Developer POKO Partners LLC, based in Port Chester, will celebrate the rebirth of the landmark building, at 1501 Pitkin Ave., along with residents at 1 p.m.
POKO has transformed the structure into a mixed-use building featuring a 130,000-square-foot state-of-the-art facility for Brownsville Ascend Charter School, managed by Ascend Learning. Known as a high-performing, college-preparatory school it is occupying seven of the eight floors in the building, with a DEALS store anchoring 10,500 square feet of the 12,500 square feet prime retail space on the ground floor, according to Ken Olson, POKO president and CEO.
The completion of this project is a key milestone in the revitalization of the once vibrant Pitkin Avenue corridor.
According to Olson, the Goldman Sachs Urban Investment Group helped the $43.3-million adaptive reuse project get financed under the New Markets Tax Credit program with financing provided by Goldman Sachs and the Seedco Financial Services Inc., the Nonprofit Finance Fund, Carver Community Development Corp. and The Rose Urban Green Fund.
“During a challenging economic environment, POKO Partners collaborated with a strong group of investors who share a common goal of supporting community-based economic development,” Olson said.
He also noted that the theater project embodies POKO’s core values of revitalizing neighborhoods and enhancing communities through positive and responsible real estate development.
“We have brought together an amazing team of investors and partners who are confident in the future of the Brownsville neighborhood.”
Designed as an engine for sustainable economic growth, the Loews Pitkin project’s greatest impact on the economy will derive from the expansion of Brownsville Ascend Charter School in the heart of the community. Approximately 160 construction-related jobs were created during the renovation. Ascend staff members will expand from 55 to 118 when the school reaches full enrollment and approximately 20 full-time retail jobs are projected to follow.
The Loews Pitkin has “a grand history and a prominent place in local memory.” according to details received by the Eagle. Jackie Gleason, Milton Berle and Humphrey Bogart once graced the stage, and Al Jolson had his last performance there.

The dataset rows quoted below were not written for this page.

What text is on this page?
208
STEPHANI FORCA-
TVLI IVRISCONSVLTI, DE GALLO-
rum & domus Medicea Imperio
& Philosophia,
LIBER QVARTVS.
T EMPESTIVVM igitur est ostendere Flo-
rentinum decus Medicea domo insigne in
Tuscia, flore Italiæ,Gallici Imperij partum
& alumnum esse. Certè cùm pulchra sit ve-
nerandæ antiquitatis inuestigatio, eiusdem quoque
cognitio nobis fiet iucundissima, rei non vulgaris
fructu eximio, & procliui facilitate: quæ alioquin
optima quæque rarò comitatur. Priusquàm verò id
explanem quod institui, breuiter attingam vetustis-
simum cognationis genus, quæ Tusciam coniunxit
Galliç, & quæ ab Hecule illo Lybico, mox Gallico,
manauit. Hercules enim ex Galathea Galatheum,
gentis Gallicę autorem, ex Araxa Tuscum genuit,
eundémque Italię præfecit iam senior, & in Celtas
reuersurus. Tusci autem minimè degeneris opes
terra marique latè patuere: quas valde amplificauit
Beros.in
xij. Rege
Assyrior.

In its heyday as a grand movie palace, “patrons enjoyed a sense of luxury with the opulent carved staircase, the koi pond in the lobby, the crystal chandeliers, and the dimly lit balconies under a domed ceiling depicting a cloudy, starry sky.”

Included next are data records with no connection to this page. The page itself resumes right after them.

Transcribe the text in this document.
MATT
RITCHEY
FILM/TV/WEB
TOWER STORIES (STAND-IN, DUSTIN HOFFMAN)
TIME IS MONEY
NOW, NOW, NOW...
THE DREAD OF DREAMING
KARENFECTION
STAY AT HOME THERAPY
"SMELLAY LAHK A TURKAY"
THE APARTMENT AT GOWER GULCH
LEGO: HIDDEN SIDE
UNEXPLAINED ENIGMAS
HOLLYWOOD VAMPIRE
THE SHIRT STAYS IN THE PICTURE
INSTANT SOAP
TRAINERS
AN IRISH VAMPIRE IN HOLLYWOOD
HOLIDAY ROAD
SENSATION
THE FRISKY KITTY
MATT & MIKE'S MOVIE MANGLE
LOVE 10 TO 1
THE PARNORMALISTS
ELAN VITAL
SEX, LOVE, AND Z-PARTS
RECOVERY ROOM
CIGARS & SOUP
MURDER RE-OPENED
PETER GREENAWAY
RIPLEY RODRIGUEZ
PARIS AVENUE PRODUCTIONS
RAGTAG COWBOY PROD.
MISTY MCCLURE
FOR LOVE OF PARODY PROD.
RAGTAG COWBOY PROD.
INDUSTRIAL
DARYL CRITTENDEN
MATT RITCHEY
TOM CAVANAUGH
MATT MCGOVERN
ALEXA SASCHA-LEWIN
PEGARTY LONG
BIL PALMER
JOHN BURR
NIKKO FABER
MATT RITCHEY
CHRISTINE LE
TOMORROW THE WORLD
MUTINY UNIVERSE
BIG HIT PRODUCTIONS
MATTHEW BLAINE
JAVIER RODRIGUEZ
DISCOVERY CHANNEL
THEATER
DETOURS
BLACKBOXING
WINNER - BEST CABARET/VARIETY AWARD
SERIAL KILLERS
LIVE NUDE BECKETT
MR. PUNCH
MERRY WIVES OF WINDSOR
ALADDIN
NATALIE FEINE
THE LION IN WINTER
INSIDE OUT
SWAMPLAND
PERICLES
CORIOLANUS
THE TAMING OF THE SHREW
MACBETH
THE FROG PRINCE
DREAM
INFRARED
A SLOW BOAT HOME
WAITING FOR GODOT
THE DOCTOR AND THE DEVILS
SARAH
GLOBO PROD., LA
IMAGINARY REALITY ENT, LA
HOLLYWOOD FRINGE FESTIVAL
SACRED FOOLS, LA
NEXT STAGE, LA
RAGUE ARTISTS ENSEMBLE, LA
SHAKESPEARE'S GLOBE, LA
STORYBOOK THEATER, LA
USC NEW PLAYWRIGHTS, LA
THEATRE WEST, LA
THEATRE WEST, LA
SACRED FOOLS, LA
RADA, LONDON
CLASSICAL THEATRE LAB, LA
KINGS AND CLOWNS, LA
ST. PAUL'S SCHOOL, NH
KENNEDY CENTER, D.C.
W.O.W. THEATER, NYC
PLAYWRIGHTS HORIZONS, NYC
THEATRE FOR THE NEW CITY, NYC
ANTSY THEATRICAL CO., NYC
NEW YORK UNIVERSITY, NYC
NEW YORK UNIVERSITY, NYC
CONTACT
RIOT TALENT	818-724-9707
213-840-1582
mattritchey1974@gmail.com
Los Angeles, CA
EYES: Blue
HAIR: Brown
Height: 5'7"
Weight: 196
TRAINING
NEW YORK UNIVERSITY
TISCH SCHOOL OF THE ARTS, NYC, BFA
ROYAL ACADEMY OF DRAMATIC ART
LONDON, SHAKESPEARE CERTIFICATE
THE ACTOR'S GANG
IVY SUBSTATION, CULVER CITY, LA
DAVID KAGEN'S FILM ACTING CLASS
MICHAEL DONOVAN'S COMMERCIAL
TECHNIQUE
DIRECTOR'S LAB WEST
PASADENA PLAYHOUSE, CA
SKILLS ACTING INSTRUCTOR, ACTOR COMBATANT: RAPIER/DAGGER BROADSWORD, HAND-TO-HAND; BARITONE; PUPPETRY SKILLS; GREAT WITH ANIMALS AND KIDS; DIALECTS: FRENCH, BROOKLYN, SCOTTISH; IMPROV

After decades of being the cultural center of the community, the theater entered into a long period of decline and eventually closed in 1969. In the ensuing years, it suffered considerable interior and exterior damage.
Restoration and Design
The new facility was designed by two firms — Kitchen & Associates, based in Collingswood, N.J.; and Andersen-Miller Design of Manhattan, a firm that specializes in architectural and interior design services.
“The renovation of the Loews Pitkin preserved many architectural details, including the terra-cotta ornamentation, while providing light-filled spaces to support the new uses of the building,” said Olson. “Modern energy-efficient and eco-friendly elements are included. The original detailed neoclassical and Art Deco-themed cornices, pilasters, and niches have been restored.